C'est le genre de signaux que l'écosystème aéronautique régional scrute avec la plus grande attention. Le groupe toulousain Airbus, touché de plein fouet par les effets de la crise sanitaire, publie le 29 avril ses résultats consolidés pour le premier trimestre, clos le 31 mars dernier.

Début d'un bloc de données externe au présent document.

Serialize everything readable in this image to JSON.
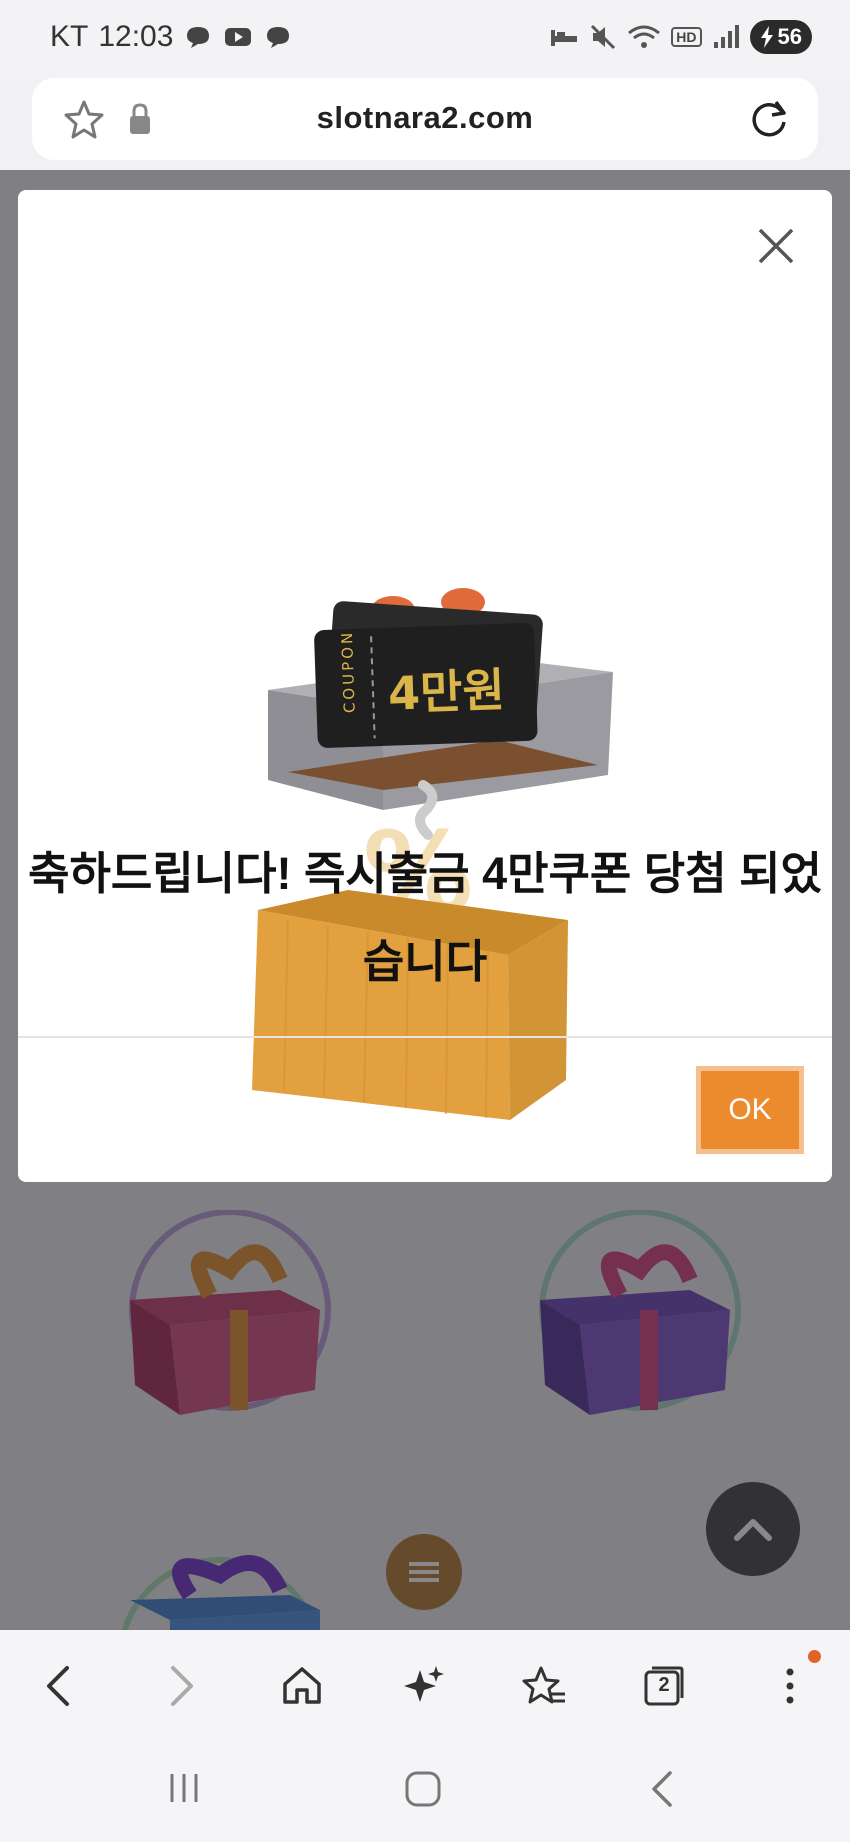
{
  "status_bar": {
    "carrier": "KT",
    "time": "12:03",
    "battery": "56",
    "network_badge": "HD"
  },
  "browser": {
    "url": "slotnara2.com"
  },
  "modal": {
    "message_line1": "축하드립니다! 즉시출금 4만쿠폰 당첨 되었",
    "message_line2": "습니다",
    "coupon_label": "COUPON",
    "coupon_value": "4만원",
    "ok_label": "OK"
  },
  "toolbar": {
    "tab_count": "2"
  },
  "colors": {
    "accent_orange": "#ec8a2e",
    "ok_border": "#f6c08e",
    "overlay": "#28282c"
  }
}
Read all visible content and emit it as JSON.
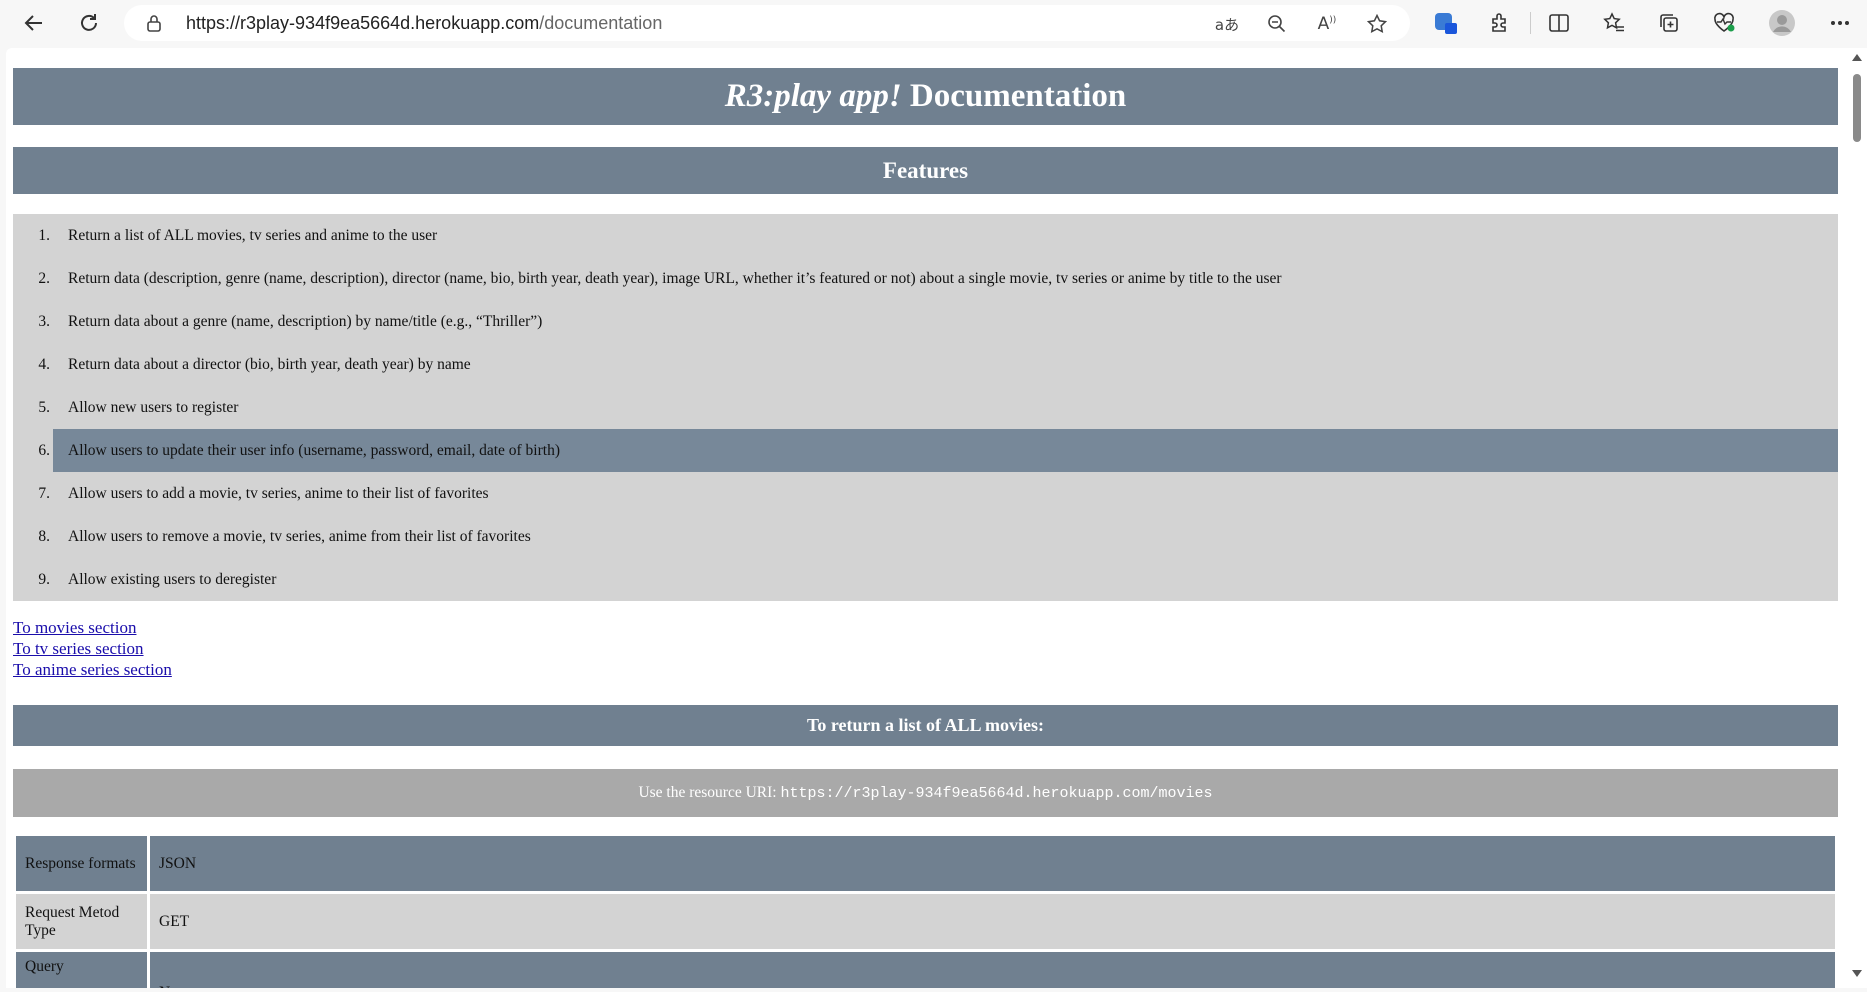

Avec un chiffre d'affaires stable à 10,5 Md€, un Ebit ajusté en augmentation - porté à près de 700 M€ -, un bénéfice net de 362 M€ (contre – 481 M€ au premier trimestre 2020) et une position de trésorerie nette elle aussi en hausse, à 5,6 Md€, l'optimisme est au rendez-vous. « Les bons résultats du trimestre reflètent principalement nos livraisons d’avions commerciaux, la réduction des coûts et les mesures de sauvegarde de la trésorerie, l’avancement du plan de restructuration et les contributions positives de nos activités hélicoptères, défense et spatial », estime Guillaume Faury, président exécutif.
Une crise qui se poursuit
Néanmoins, si le capitaine d'industrie assure investir « dans l’innovation et la transformation de notre entreprise afin de concrétiser nos ambitions de long terme », il note qu'en ce début d'année, « notre secteur n’a pas encore surmonté la crise » et que « le contexte de marché demeure incertain ». Preuve en est, le nombre de commandes brutes d'avions enregistré au cours des trois premiers mois de l'année : seulement 38, à comparer aux 356 du premier trimestre 2020. Plus encore, après prise en compte des annulations, le nombre de commandes nettes d'avions commerciaux s'est établi à – 61, contre 290 au premier trimestre 2020. Les marchés des hélicoptères, du spatial et de la Défense se positionnent en revanche de façon plus favorable. Par ailleurs, les livraisons d'avions commerciaux, elles, suivent un rythme soutenu (125, contre 122 l'an dernier). Pour cet exercice 2021, Airbus s'est fixé plusieurs objectifs : livrer au moins le même nombre d'avions que l'année dernière, équilibrer son flux de trésorerie disponible et placer son Ebit ajusté à 2 Md€.